The Chilean artist structures the piece around three distinct historical periods that marked Latin America: colonial extinction of indigenous populations in the 16th- 17th centuries, the dictatorships of the 1950s-80s, and today’s conflicts related to mining. Extinction is employed as a metaphor for the western “civilising” project, understood “not only in a biological sense, but also in cultural and social terms” in the artist’s words. At the same time, the work reminds us that beyond these Western extinction narratives, life has continued.
Anna Franceschini ‘All Those Stuffed Shirts’, 2023, Photo Andrea Rossetti
In Bodies That Matter, Judith Butler examined the materiality of the body and the social and cultural forces that construct it. In her book, Butler quotes Donna Haraway’s Cyborg manifesto, which asks, “Why should our bodies end at the skin, or include at best other beings encapsulated by skin?”. Anna Franceschini’s All Those Stuffed Shirts (2023) presents the body in the form of a machine using dressmen: anthropomorphic forms used for ironing shirts. Programmed into a sort of dance, the robots violently jerk upwards, filling with air, only to slowly, dramatically, deflate before the cycle repeats itself. Just as a “stuffed shirt” is a pompous, conservative person, the piece reduces the wearer of said shirt into mere stuffing, the only common ground between man and machine being the air that inflates them. Breath is seen as the body’s survival technology, raising questions about our relationship with machines and the “labour” we impose on them. In an accompanying video What time is love? (2017), toys are subjected to endurance tests to ensure their suitability for children, turning them into strange vessels for emotions reserved for living beings.

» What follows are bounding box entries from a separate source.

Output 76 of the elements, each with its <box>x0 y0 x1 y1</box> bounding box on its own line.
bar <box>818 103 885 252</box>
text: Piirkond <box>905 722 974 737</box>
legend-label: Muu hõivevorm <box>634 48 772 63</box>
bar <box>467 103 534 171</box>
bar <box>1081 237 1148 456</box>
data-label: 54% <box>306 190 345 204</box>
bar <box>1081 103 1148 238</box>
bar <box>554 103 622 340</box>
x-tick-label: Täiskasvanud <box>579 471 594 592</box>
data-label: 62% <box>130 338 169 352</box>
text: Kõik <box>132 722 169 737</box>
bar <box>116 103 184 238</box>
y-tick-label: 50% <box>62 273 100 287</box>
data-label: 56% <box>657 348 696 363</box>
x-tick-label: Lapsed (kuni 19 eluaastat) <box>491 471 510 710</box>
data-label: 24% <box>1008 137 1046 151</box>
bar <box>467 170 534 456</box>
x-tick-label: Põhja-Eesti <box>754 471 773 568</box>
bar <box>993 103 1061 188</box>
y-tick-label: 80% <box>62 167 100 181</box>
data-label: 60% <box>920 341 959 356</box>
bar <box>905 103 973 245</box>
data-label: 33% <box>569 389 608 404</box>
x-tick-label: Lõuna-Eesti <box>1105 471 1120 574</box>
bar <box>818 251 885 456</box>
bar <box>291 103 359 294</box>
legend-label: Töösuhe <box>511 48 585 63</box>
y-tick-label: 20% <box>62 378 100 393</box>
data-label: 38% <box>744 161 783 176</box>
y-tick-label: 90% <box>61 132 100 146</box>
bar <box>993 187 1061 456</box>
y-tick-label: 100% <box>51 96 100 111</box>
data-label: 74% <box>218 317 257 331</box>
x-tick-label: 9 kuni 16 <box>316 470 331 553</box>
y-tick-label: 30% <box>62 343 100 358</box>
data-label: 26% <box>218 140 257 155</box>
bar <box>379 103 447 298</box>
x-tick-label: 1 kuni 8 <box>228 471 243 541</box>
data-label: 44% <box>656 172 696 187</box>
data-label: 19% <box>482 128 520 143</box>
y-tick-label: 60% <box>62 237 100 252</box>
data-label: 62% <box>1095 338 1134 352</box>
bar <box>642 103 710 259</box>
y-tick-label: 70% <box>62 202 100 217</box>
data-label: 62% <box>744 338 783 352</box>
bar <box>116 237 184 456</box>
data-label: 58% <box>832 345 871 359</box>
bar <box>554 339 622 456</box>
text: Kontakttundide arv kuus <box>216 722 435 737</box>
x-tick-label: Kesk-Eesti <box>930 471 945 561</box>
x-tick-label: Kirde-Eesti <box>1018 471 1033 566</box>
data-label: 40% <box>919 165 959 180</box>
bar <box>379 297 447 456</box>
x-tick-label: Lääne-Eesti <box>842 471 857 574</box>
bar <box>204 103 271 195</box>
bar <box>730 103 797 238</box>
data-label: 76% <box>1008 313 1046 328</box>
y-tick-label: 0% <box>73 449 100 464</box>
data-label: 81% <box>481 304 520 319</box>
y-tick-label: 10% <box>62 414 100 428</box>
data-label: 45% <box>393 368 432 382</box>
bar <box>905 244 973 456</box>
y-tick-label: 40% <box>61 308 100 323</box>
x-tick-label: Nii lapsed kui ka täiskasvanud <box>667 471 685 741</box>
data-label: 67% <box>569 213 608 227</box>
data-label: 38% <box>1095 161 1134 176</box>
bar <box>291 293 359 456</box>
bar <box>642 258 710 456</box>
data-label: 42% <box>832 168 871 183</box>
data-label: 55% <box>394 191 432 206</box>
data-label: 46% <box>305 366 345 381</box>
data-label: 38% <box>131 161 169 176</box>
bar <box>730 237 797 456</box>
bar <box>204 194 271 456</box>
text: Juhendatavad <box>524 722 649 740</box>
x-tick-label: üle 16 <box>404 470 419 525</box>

Mohamed Bourouissa ‘Généalogie de la Violence’, Film, 2024 (c) Mohamed Bourouissa Courtesy de l’artiste et de Mennour, Paris / Production : Division.

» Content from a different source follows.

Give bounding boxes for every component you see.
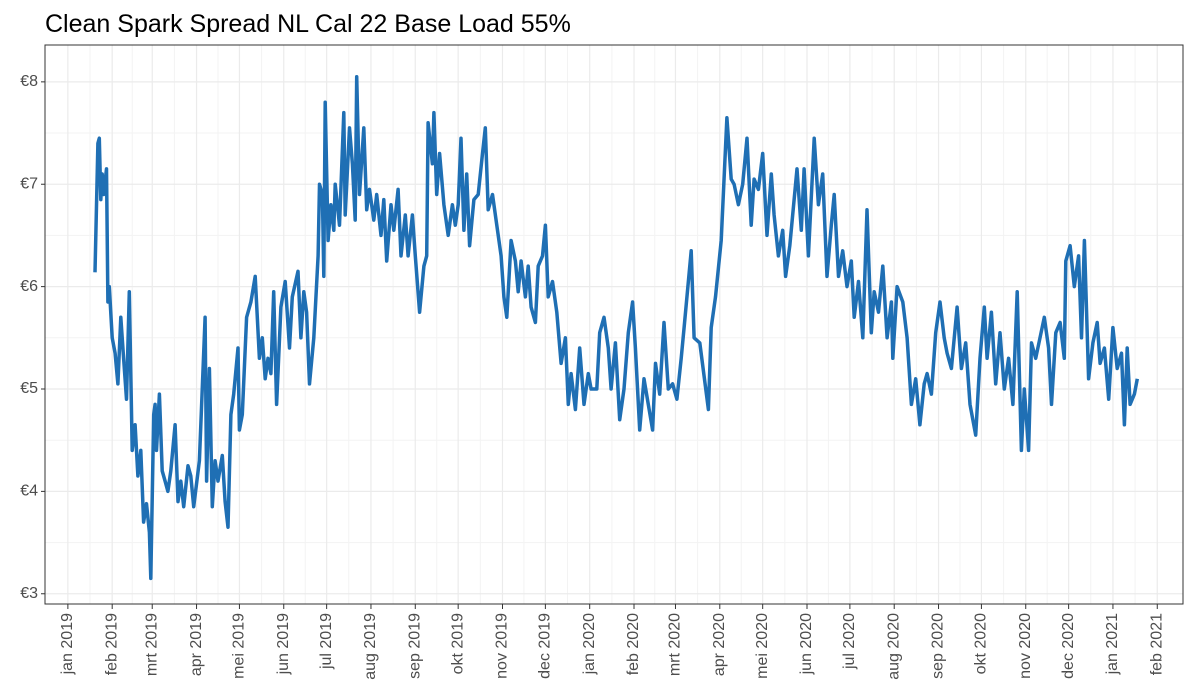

In the Fondazione’s dark basement, French-Algerian artist Mohamed Bourouissa confronts systemic racism through his video piece Généalogie de la Violence (2024). The work, inspired by the artist’s personal experiences of being stopped by French police for ‘random’ checks, speaks of police brutality that is felt beyond the physical. The film’s protagonist, a young man who is stopped and searched while driving with a friend, experiences the humiliation and psychological detachment that comes from being forced to let go of one’s bodily autonomy under the guise of law and order. The accompanying sculptures, Mehdi Anede and Iriss (2023), casts of body parts during a stop-and-search, visualise the body’s reduction to an object under state power.
Together, the five finalists chart the body as a contested site, shaped by memory, technology, politics, and power, yet also capable of resistance and reinvention. By moving between histories of struggle, speculative futures, and the intimacies of daily life, the exhibition refuses easy answers and instead opens space for critical reflection. In doing so, the Mario Merz Prize reaffirms its role as not only a recognition of artistic excellence, but as a platform for questioning what it means to be human today.
The Mario Merz Prize exhibition runs at Fondazione Merz in Turin until 21st September.